Explosion near the grave of slain military commander in Iran kills at least 73
LEILA FADEL, HOST:
In southeast Iran today, a pair of explosions officials are calling a terrorist attack killed at least 73 people and wounded at least 171. There was no immediate claim of responsibility. The attack occurred as thousands of people gathered in the city of Kerman to mark the fourth anniversary of the killing of a prominent Iranian general. The attack is seen as likely to send tensions between Iran and Western countries higher, even as investigators scramble to try and make sense of what happened. NPR's Peter Kenyon is following all of this from Istanbul, and he joins me now. Good morning, Peter.
PETER KENYON, BYLINE: Hi, Leila.
FADEL: So, Peter, what do we know about what actually happened?
KENYON: Well, very large crowds gathered in Kerman for this remembrance ceremony for General Qasem Soleimani. And General Soleimani was killed in a U.S. drone strike in 2020.
KENYON: That was a time of tension between the Iranian regime and the administration of then-President Donald Trump. Now, although Soleimani had to some extent been building a reputation even by that time, to many Iranians he was pretty much unknown. But since his assassination, Soleimani has been lionized in Iran as a symbol of what the country's leaders call the country's resistance to oppression by the West in general and the United States in particular. Now, since these explosions, we're starting to see some reactions from Iran. The head of the judiciary, Gholam-Hossein Mohseni-Eje'i, blamed the attack on, quote, "blind-hearted terrorists that are hired by the arrogants." And, now, arrogant is a very popular term of derision among Iranian officials when they want to condemn the U.S. or other Western countries.

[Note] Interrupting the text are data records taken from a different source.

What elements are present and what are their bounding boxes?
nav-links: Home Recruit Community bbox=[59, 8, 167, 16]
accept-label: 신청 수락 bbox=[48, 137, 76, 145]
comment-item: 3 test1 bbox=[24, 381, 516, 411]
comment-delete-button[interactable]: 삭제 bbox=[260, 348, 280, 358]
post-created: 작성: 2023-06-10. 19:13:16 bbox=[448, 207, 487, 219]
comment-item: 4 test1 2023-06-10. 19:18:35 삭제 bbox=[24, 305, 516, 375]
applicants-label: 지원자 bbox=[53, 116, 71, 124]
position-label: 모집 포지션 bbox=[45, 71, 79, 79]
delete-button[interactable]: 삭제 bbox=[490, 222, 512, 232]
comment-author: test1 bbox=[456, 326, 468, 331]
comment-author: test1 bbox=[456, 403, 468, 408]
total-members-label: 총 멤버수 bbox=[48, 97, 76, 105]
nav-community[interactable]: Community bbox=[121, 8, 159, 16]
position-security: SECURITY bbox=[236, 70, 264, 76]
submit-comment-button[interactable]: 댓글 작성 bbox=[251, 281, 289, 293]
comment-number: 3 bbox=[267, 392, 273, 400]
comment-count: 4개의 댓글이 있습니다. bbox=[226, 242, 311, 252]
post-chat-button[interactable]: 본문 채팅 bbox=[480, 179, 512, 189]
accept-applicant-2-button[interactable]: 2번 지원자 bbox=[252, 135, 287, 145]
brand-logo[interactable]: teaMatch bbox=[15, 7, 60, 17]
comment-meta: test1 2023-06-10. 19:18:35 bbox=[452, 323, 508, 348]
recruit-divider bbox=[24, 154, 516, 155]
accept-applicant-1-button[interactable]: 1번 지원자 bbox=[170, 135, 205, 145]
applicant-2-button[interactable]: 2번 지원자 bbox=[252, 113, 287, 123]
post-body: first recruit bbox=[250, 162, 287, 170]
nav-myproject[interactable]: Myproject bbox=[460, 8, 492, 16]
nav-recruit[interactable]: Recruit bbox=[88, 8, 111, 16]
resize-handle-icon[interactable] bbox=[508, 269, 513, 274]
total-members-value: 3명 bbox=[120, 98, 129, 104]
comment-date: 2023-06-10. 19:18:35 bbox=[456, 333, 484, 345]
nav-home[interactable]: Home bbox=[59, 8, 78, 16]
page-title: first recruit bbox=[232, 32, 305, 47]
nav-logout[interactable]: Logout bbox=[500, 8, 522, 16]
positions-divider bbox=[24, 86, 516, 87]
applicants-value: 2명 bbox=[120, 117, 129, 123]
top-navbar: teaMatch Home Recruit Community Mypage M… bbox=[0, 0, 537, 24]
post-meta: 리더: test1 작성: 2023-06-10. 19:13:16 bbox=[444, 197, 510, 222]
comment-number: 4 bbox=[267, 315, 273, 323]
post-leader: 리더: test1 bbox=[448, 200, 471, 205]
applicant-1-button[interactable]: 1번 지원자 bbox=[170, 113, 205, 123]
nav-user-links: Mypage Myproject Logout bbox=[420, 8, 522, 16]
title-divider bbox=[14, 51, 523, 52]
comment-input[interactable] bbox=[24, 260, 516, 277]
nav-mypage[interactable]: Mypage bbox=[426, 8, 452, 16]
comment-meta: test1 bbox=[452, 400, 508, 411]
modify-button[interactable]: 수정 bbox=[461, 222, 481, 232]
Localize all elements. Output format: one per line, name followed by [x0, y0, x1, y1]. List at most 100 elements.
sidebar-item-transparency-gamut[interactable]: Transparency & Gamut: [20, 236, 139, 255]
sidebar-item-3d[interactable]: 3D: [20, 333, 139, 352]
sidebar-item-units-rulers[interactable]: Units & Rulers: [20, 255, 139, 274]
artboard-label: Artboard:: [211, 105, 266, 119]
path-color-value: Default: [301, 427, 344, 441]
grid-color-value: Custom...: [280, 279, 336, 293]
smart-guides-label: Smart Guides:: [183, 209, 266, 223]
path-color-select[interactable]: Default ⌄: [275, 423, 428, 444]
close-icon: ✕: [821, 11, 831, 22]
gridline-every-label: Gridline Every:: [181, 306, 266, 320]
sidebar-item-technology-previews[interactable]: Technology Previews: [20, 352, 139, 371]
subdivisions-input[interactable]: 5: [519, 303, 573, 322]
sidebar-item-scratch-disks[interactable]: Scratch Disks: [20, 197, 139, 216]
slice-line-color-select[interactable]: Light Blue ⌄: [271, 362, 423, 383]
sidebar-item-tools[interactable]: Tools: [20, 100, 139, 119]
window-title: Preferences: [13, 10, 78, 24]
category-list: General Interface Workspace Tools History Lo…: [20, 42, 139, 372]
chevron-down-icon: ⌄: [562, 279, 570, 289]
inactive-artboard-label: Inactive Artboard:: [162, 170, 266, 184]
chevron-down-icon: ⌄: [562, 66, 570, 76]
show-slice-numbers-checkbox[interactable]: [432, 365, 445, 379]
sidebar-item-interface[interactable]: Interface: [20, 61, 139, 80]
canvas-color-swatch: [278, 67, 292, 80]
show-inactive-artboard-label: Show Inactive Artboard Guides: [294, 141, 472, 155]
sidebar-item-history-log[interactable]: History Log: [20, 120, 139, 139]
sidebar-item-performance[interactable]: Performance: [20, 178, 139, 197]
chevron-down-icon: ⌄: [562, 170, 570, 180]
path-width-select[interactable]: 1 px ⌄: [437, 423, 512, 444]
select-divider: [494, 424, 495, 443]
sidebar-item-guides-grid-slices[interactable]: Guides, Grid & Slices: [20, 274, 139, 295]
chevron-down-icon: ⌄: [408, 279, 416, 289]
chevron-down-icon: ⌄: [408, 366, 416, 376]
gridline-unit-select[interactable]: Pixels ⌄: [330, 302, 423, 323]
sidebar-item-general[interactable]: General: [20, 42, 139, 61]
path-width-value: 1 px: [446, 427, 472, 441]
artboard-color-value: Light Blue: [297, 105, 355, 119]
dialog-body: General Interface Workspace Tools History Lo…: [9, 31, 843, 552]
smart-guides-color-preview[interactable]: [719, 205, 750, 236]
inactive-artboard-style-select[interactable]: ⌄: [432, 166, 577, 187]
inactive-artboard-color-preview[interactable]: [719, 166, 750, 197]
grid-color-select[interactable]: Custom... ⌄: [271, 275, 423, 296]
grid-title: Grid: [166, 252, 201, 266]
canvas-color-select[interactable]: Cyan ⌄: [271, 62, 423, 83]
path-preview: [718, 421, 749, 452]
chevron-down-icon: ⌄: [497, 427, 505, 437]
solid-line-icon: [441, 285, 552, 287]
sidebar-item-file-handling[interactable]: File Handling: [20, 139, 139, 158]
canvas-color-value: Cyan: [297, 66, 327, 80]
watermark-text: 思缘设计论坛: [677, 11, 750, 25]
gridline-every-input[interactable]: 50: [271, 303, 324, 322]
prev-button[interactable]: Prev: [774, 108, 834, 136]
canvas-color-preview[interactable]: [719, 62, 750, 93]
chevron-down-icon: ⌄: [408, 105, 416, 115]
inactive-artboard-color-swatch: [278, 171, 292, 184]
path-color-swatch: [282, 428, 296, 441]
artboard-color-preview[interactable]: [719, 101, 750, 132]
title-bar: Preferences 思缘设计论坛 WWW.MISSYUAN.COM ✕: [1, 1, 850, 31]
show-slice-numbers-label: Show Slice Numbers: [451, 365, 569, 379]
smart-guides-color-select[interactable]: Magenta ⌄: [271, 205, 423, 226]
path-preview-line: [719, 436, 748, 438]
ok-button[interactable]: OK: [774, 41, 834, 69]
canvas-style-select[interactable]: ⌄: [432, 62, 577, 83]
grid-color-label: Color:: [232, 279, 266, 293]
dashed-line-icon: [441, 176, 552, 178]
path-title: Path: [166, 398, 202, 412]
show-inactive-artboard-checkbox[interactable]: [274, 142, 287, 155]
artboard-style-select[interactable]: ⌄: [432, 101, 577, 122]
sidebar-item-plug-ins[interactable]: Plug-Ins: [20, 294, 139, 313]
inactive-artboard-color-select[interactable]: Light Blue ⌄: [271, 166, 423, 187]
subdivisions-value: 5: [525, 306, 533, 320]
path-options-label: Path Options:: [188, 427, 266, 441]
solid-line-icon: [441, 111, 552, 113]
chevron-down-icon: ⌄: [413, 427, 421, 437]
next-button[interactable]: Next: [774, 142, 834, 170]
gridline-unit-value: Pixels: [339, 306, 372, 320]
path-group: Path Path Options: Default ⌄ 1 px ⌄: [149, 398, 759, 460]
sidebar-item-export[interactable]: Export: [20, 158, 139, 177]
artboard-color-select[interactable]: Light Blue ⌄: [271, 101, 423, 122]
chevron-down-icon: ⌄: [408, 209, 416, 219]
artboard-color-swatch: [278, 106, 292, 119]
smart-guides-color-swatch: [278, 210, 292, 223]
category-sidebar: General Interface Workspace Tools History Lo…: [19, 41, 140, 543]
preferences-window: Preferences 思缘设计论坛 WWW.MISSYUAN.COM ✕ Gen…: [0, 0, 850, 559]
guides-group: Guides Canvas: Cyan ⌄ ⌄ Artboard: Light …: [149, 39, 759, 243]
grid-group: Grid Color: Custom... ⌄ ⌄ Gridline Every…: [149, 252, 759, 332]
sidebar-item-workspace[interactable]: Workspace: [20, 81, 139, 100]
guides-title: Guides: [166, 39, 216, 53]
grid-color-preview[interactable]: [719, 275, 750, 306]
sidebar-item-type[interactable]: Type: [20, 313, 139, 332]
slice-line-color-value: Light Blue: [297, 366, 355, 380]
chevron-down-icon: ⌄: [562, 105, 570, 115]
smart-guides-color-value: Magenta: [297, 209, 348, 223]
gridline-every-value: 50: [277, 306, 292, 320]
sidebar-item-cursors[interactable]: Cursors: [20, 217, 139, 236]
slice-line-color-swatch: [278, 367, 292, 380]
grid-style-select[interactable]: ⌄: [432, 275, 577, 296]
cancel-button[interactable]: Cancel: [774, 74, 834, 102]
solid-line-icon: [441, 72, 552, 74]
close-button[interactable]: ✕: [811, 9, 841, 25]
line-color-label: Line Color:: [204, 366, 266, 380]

FADEL: Oh, OK, so some implications there using that term. What else can you tell us about the commander that the U.S. assassinated, the anniversary that's being celebrated today?
KENYON: Sure. Well, Qasem Soleimani was a commander of the Quds Force. That's an elite part of the IRGC, the Islamic Revolutionary Guard Corps, which is itself a key part of Iran's military. Soleimani joined the IRGC not long after the Islamic Revolution that toppled the U.S.-backed shah of Iran. He played a part in the nearly decade long Iran-Iraq War in the 1980s. Later, he helped Afghanistan's Northern Alliance in its fight against the Taliban. Even beyond that, he joined the Quds Force, which helped support Hezbollah in Lebanon and other of Iran's proxy militias around the region, and he helped spread Iran's influence as it deployed other militias to fight its enemies.
FADEL: Now, this was a sitting general of a foreign government. Why did the U.S. assassinate him?
KENYON: Well, Soleimani had been working in Iraq in 2019, helping the regime suppress growing protests by ordinary Iraqis who were very upset with their government, not least because of the extent of Iran's influence in the country. There was an attack on a U.S. base in Iraq that killed an American military contractor. And then in early January 2020, Soleimani arrived at the Baghdad airport. And at that point, he and six other people were killed in the U.S. drone strike.
Now, at the time, it was seen as a sharp escalation in the ongoing Iran-U.S. conflict. Some called it a declaration of war by the Trump administration. And now, in the wake of these explosions in Kerman and the heavy death toll, it seems likely these tensions will be on the rise once again. Once we know more about who may have been behind the attack and what the motives might have been, things may become a bit clearer. But what already seems clear is that the work of diplomats trying to find peaceful means of lowering tensions in the region - already high because of public anger at the Israeli bombardment of Gaza, and that, of course, followed Hamas's deadly attack on Israelis - that work for diplomats probably just got a lot harder.
FADEL: That's NPR's Peter Kenyon. Thank you so much for your reporting, Peter. And I'm sure we'll be hearing more on this from you soon.